— Матвуй, отпусти, не позорь мою седую голову…
— Отпущу… завтра… Только ты сперва скажи: сам успел столько яиц собрать или готовое уже вынес?
— Готовое… Дочка собрала…
— А куда поставила?
— В крапиве за птичником… Там ямка одна есть…
— Много раз выносил?
— Много…
— Так у тебя же свои куры. Иль совхозные яйца вкуснее?
— Не ем я яиц… Желудок не принимает.
— Тогда зачем крадешь?
Молчит сосед.
— Иль машину купить хочешь?
— Да чего ты прилип, как банный лист? Машину, трактор, самолет… Тебе-то что?
— Ладно, завтра купишь — полетишь!
— Отпусти, а, Денисыч, — снова заводит Опанас. — Не один день друг друга знаем… Сколько соли вместе съели, а сколько еще придется съесть… Совести у тебя нет!

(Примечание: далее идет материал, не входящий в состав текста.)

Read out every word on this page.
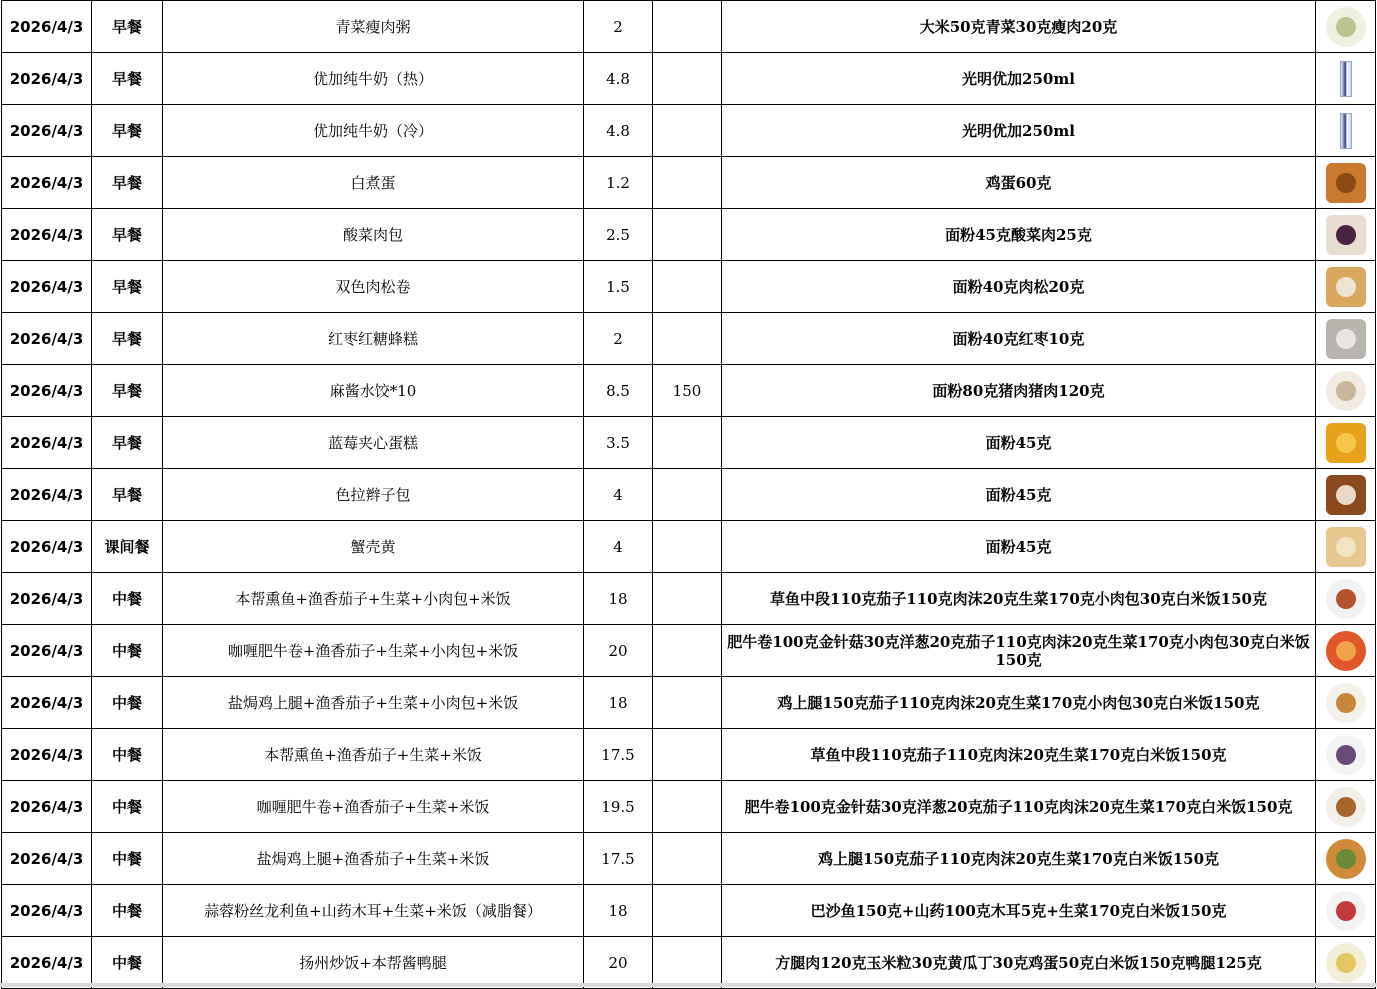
2026/4/3	早餐	青菜瘦肉粥	2		大米50克青菜30克瘦肉20克	

2026/4/3	早餐	优加纯牛奶（热）	4.8		光明优加250ml	

2026/4/3	早餐	优加纯牛奶（冷）	4.8		光明优加250ml	

2026/4/3	早餐	白煮蛋	1.2		鸡蛋60克	

2026/4/3	早餐	酸菜肉包	2.5		面粉45克酸菜肉25克	

2026/4/3	早餐	双色肉松卷	1.5		面粉40克肉松20克	

2026/4/3	早餐	红枣红糖蜂糕	2		面粉40克红枣10克	

2026/4/3	早餐	麻酱水饺*10	8.5	150	面粉80克猪肉猪肉120克	

2026/4/3	早餐	蓝莓夹心蛋糕	3.5		面粉45克	

2026/4/3	早餐	色拉辫子包	4		面粉45克	

2026/4/3	课间餐	蟹壳黄	4		面粉45克	

2026/4/3	中餐	本帮熏鱼+渔香茄子+生菜+小肉包+米饭	18		草鱼中段110克茄子110克肉沫20克生菜170克小肉包30克白米饭150克	

2026/4/3	中餐	咖喱肥牛卷+渔香茄子+生菜+小肉包+米饭	20		肥牛卷100克金针菇30克洋葱20克茄子110克肉沫20克生菜170克小肉包30克白米饭150克	

2026/4/3	中餐	盐焗鸡上腿+渔香茄子+生菜+小肉包+米饭	18		鸡上腿150克茄子110克肉沫20克生菜170克小肉包30克白米饭150克	

2026/4/3	中餐	本帮熏鱼+渔香茄子+生菜+米饭	17.5		草鱼中段110克茄子110克肉沫20克生菜170克白米饭150克	

2026/4/3	中餐	咖喱肥牛卷+渔香茄子+生菜+米饭	19.5		肥牛卷100克金针菇30克洋葱20克茄子110克肉沫20克生菜170克白米饭150克	

2026/4/3	中餐	盐焗鸡上腿+渔香茄子+生菜+米饭	17.5		鸡上腿150克茄子110克肉沫20克生菜170克白米饭150克	

2026/4/3	中餐	蒜蓉粉丝龙利鱼+山药木耳+生菜+米饭（减脂餐）	18		巴沙鱼150克+山药100克木耳5克+生菜170克白米饭150克	

2026/4/3	中餐	扬州炒饭+本帮酱鸭腿	20		方腿肉120克玉米粒30克黄瓜丁30克鸡蛋50克白米饭150克鸭腿125克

— А у тебя ее много? Зачем полез?
— Тебе чего, яиц жалко?
— Мне людей жалко. Ты ведь их обкрадываешь. И меня тоже, и дочку свою. Может, мы бы зарплату с тех яиц больше получали, премию бы…
— Да отдам я, будет тебе премия…
— Ну и глупые же люди встречаются. Отдаст он мне!
— Ты-то поглупее, выходит, коль отказываешься.
— Эх, Опанас, Опанас… Все-то у тебя глупые, один ты умный. И совсем не от ума над людьми ты смеешься.
— Это над кем я смеюсь?
— А надо мной, хотя бы…
— Когда?
— Да хоть над статьей в газете. А не подумал, что, может, не зря я тебе ее принес. Я, может, хотел, чтобы ты понял меня. А ты: «срам, срам!»
— Ладно, Матвуй, понял я. Отпусти.
— Понял? Это хорошо… Да, — спохватился он вдруг, — корзину твою принести надо. Вдруг собака какая набредет да съест все. И не докажешь тогда, что ты вор…
Матвуй скрылся в темноте. Опанас тотчас принялся бить в дверь. Только она, хоть и шаталась, но стояла крепко.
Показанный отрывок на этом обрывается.